RT-PCR analysis of rice GGR expression

Total RNA was extracted with an RNeasy Plant Mini Kit® (Qiagen, Hilden, Germany), followed by genomic DNA digestion with DNase I (TaKaRa, Shiga, Japan) at 37 °C for 30 min. The resulting total RNA was again purified with an RNeasy Plant Mini Kit to remove any remaining genomic DNA and DNase I. cDNA was synthesized from the total RNA using a QuantiTect® reverse transcription kit (Qiagen) and subjected to PCR performed with appropriate primers (Table S1). We selected OsEF1-α as a positive control gene and used a DNase I-treated RNA template as a negative control.

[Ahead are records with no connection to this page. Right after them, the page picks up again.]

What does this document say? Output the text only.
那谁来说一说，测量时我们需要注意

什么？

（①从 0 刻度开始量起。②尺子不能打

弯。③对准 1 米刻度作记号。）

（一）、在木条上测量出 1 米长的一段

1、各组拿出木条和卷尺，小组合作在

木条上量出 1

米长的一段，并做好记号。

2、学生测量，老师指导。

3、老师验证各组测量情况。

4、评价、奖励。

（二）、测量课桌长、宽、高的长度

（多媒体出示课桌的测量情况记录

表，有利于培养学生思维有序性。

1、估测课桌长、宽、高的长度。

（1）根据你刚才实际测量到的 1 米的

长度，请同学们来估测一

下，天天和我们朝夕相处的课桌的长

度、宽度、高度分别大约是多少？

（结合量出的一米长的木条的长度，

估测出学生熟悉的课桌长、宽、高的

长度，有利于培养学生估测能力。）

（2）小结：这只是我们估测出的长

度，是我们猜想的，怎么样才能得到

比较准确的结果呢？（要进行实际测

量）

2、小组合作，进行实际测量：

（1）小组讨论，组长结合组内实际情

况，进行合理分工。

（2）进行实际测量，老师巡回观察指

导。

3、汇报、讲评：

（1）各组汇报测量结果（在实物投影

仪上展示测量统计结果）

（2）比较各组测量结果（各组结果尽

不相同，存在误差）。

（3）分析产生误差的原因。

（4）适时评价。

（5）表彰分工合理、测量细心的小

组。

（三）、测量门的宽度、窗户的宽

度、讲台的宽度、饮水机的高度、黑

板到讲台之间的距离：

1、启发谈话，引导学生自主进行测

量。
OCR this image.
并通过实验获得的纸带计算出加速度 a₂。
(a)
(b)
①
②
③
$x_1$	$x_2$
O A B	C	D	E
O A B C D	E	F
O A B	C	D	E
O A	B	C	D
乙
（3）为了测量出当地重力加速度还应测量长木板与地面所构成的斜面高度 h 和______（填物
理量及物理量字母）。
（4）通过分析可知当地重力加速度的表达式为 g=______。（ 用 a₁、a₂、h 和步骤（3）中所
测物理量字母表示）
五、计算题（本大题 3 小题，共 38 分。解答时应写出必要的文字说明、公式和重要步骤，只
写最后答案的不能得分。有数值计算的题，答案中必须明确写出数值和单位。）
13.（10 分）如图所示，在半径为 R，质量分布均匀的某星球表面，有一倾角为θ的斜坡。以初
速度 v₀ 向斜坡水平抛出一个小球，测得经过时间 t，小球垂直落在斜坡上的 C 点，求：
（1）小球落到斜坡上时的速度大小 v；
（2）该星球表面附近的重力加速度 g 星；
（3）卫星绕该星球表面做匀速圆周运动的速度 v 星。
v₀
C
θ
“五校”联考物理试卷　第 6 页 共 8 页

Transformation of rice callus

Transformation of rice callus was performed with Agrobacterium strain EHA 101 containing the gene silencing plasmid pANDA35HK. A partial sequence containing the 5′-noncoding 170 bp and 5′-coding 251 bp region of the OsGGR2 gene was inserted into pANDA35HK, which was a generous gift from the late Dr. Shimamoto and Dr. Miki (former affiliation: Nara Institute of Science and Technology) as reported previously34. Agrobacterium-mediated transformation of rice callus was performed according to the method described by Toki et al.35.

Statistical analysis

The data, expressed as mean ± SD, were subjected to the Kruskal-Wallis H-test followed by the Student-Newman-Keuls test. Statistical calculation was carried out using ystat 2000, an Excel statistical program file (IgakuTosho Shuppan, Tokyo, Japan). Differences with P < 0.05 were considered significant.